Jogando na chuva

As maiores peladas do meu tempo de menino foram aquelas sob chuvas torrenciais. Bastava uma nuvem mais pesada aparecer no horizonte e a minha turma de peladeiros já corria pra convocar o dono da bola. E quando ele estava gripado, que ficasse em casa e emprestasse o objeto do culto.

Muito mais do que fazer jogadas de efeito, dribles desmoralizantes ou tabelinhas com os parceiros habilidosos, o que valia era o chutão pra frente (ou para o lado em que o nariz estivesse apontando). Pelada na chuva não era para os cracaços. Os caneludos é que costumavam se sobressair.

Conduzir a bola grudada aos pés era quase impossível. Aqui e ali, as poças d’água faziam o papel de zagueiros, brecando o sujeito que teimava em carregar a bola por alguns metros do gramado. Na época, mesmo nos campos tidos como oficiais, não existia ainda esse negócio de drenagem.

Pelada com o campo seco não tinha a graça dos dias em que a grama ficava escorregadia. Até a lama, principalmente no lugar onde o goleiro exercia o seu ofício, dava um toque de “charme” aos peladeiros. Entrar naquele lugar sagrado era quase sinônimo de sair todo enlameado. Rsrs.

Quase todo mundo, a propósito, possuía um calção só para usar nos dias de chuva. Alguns desses calções, de tanta lama, postos nos varais para secar depois de muito mal lavados, jamais voltavam a ostentar a textura original do tecido. No uniforme dos peladeiros só cabia mesmo um calção.

Das peladas com o sol a pino, eu lembro poucos lances ou jogadas. Já das peladas dos dias de chuva, muitos detalhes permanecem bem vivos na minha memória, mais de quarenta anos depois dos fatos. Lembro até que foi numa pelada na chuva que um dia eu arrisquei o meu primeiro carrinho.

Esse tal carrinho aconteceu numa pelada depois da aula de educação física, num campinho que ficava atrás do Colégio dos Padres, na Av. Epaminondas Jácome, onde hoje está plantada a Galeria Meta. Ao meu primeiro carrinho seguiu-se uma confusão que fez acabar a brincadeira.

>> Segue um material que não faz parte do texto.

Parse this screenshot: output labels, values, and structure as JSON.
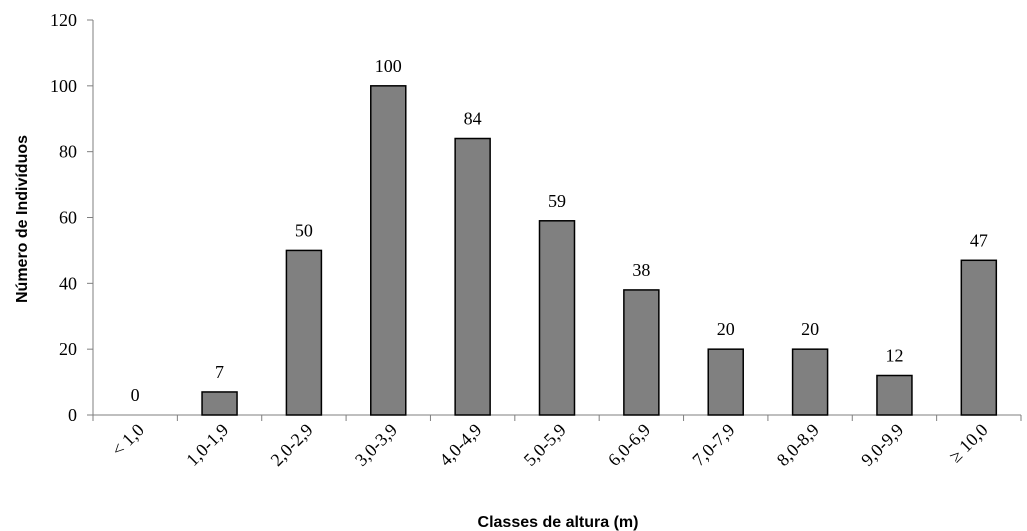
{
  "chart_data": {
    "type": "bar",
    "xlabel": "Classes de altura (m)",
    "ylabel": "Número de Indivíduos",
    "categories": [
      "< 1,0",
      "1,0-1,9",
      "2,0-2,9",
      "3,0-3,9",
      "4,0-4,9",
      "5,0-5,9",
      "6,0-6,9",
      "7,0-7,9",
      "8,0-8,9",
      "9,0-9,9",
      "≥ 10,0"
    ],
    "values": [
      0,
      7,
      50,
      100,
      84,
      59,
      38,
      20,
      20,
      12,
      47
    ],
    "data_labels": [
      "0",
      "7",
      "50",
      "100",
      "84",
      "59",
      "38",
      "20",
      "20",
      "12",
      "47"
    ],
    "y_ticks": [
      "0",
      "20",
      "40",
      "60",
      "80",
      "100",
      "120"
    ],
    "ylim": [
      0,
      120
    ],
    "grid": false,
    "legend": "none",
    "bar_color": "#808080",
    "bar_edge_color": "#000000"
  }
}
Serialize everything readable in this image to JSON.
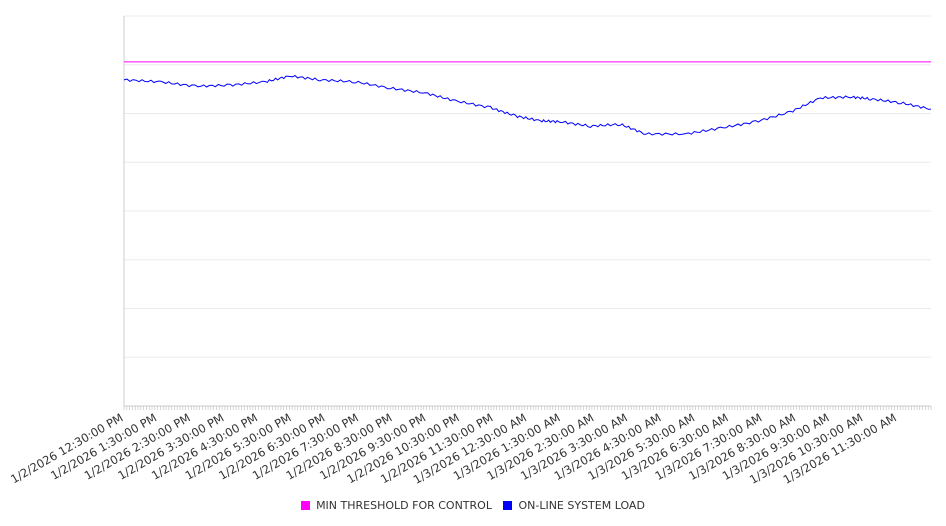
{
  "chart_data": {
    "type": "line",
    "title": "",
    "xlabel": "",
    "ylabel": "",
    "ylim": [
      0,
      8
    ],
    "grid": true,
    "legend_placement": "bottom-center",
    "x_tick_labels": [
      "1/2/2026 12:30:00 PM",
      "1/2/2026 1:30:00 PM",
      "1/2/2026 2:30:00 PM",
      "1/2/2026 3:30:00 PM",
      "1/2/2026 4:30:00 PM",
      "1/2/2026 5:30:00 PM",
      "1/2/2026 6:30:00 PM",
      "1/2/2026 7:30:00 PM",
      "1/2/2026 8:30:00 PM",
      "1/2/2026 9:30:00 PM",
      "1/2/2026 10:30:00 PM",
      "1/2/2026 11:30:00 PM",
      "1/3/2026 12:30:00 AM",
      "1/3/2026 1:30:00 AM",
      "1/3/2026 2:30:00 AM",
      "1/3/2026 3:30:00 AM",
      "1/3/2026 4:30:00 AM",
      "1/3/2026 5:30:00 AM",
      "1/3/2026 6:30:00 AM",
      "1/3/2026 7:30:00 AM",
      "1/3/2026 8:30:00 AM",
      "1/3/2026 9:30:00 AM",
      "1/3/2026 10:30:00 AM",
      "1/3/2026 11:30:00 AM"
    ],
    "x_range_hours": [
      0,
      24
    ],
    "series": [
      {
        "name": "MIN THRESHOLD FOR CONTROL",
        "color": "#ff00ff",
        "x": [
          0,
          24
        ],
        "values": [
          7.06,
          7.06
        ]
      },
      {
        "name": "ON-LINE SYSTEM LOAD",
        "color": "#0000ff",
        "x": [
          0,
          1.07,
          2.11,
          3.15,
          4.2,
          4.94,
          5.83,
          6.88,
          7.92,
          8.96,
          9.85,
          10.9,
          11.64,
          12.38,
          12.98,
          13.87,
          14.76,
          15.51,
          16.7,
          17.74,
          18.78,
          19.82,
          20.71,
          21.61,
          22.2,
          23.1,
          24
        ],
        "values": [
          6.69,
          6.65,
          6.56,
          6.58,
          6.65,
          6.77,
          6.69,
          6.65,
          6.52,
          6.42,
          6.26,
          6.12,
          5.95,
          5.85,
          5.83,
          5.74,
          5.78,
          5.58,
          5.58,
          5.7,
          5.83,
          6.03,
          6.32,
          6.34,
          6.3,
          6.22,
          6.09
        ]
      }
    ]
  }
}
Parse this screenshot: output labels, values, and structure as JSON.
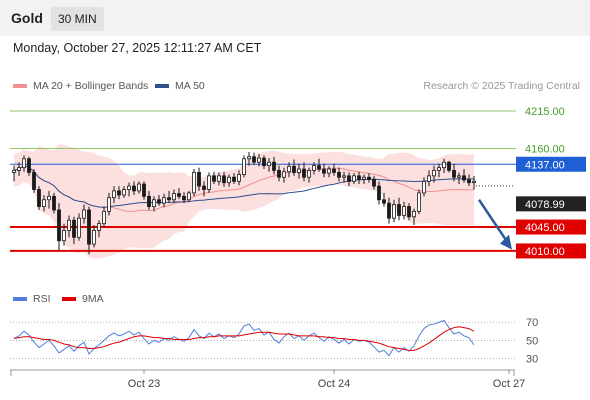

Não tinha jeito de a pelada continuar. Afinal, jogador de muito pouca técnica como sempre fui, em vez de acertar a “deusa branca” (naquele dia ela era marrom) o que eu acertei foram as canelas do adversário, um sujeito maior do que eu, chamado Zé Maria. O tempo fechou e a pelada acabou!

É isso, leitores: o tempo fechou, a pelada acabou e o espaço para a crônica seguiu o mesmo destino. Falei que falei e não disse quase nada. Esse texto lembrou os velhos dias das bolas encharcadas: só chutão, linhas tortas, muitas quedas, ideias retorcidas e o calção completamente sujo de lama!